Бифштекс должно есть в Англии, макароны — в Италии, пиво пить в Германии, но водевили смотреть во Франции и, уж конечно, только в исполнении французов, — говорит Гервег лениво и подносит к глазам зрительную трубу, пристально разглядывая полуобнаженное бедро прелестной Розы Шери, гнусаво поющей куплет двусмысленной песенки.
Эмма вполоборота смотрит не на сцену знаменитого театра Жимназ, а на профиль мужа. Гервег красив. Не одна Эмма думает так. Чернокудрый поэт, с капризно кроткими, легко загорающимися глазами и мягкими кудрями, нравится женщинам. Эмма ревниво ловит взгляды проходящей между креслами блондинки в платье, отделанном страусовыми перьями.
«Ни одна не пройдет, не улыбнувшись, не позвав, — думает молодая госпожа Гервег, — Порочные существа! Тяжко быть подругой великого человека. Но это сладкая ноша. Другого я не могла бы любить. Не могла бы…»
В антракте к Гервегам подходит знакомый литератор. Полезный человек, завсегдатаи театров и кафе. Он полон новостей, как вечерний выпуск газет. Он все и всех знает. Всех, о ком полагается говорить.
— Бальзак вернулся в Париж, — рассказывает он торопливо, — Бальзак отъелся в России в имении Ганской. Он не ест больше вишен, но приправляет все кушания луком… Перестроил свой дом на московский манер.

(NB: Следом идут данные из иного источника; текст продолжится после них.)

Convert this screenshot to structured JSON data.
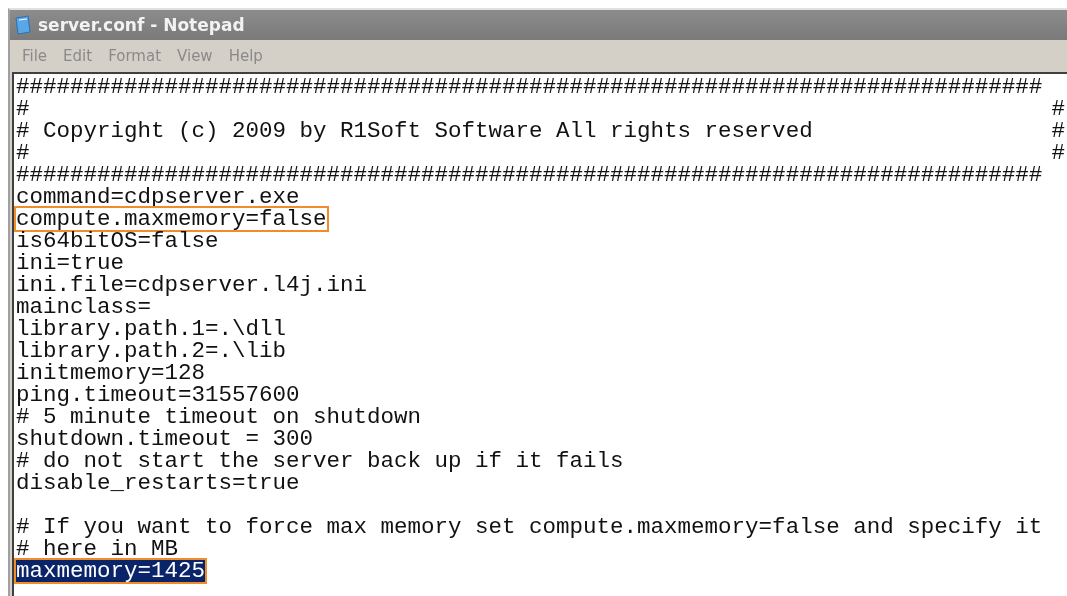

Вместо каминов завел печи. Дверей мало, — меньше, чем окон. Во дворе он обещает построить саран, этакое укромное помещение, куда вовсе не проникнет солнечный луч. Это будет его Сибирь. Он мечтает ссылать туда своих врагов: книгопродавцев, не издавших его книги, директоров театров, отринувших его пьесы, критиков, разругавших его романы. В память о России Бальзак отныне будет ездить только в санях, но, к сожалению, запряженных лошадьми, а не оленями, как принято в Петербурге.
— Неужели так-таки ездят на оленях? — смеется Эмма.
— Русские вроде самоедов, — упрямится влиятельный журналист.
Гервег безразличен к Бальзаку.
— Он не пишет стихов, — говорит он полупрезрительно. — Прозой можно исписать мили. Подлинное искусство — только поэзия. Стихи могущественны, как набат и проповедь.
— Англичанин Стаунтон выиграл на шахматных состязаниях, — спешит сообщить юркий газетчик.
— Франция унижена!
— Но не то с театрами. Здесь мы не превзойдены. В своем последнем фельетоне я подсчитал пьесы, сыгранные за этот год в Париже. Двести шестьдесят! Плодовитей всех оказался господин Скриб. Пять пьес за один сезон.
— Он, верно, изрядно разбогател? — спрашивает Гервег.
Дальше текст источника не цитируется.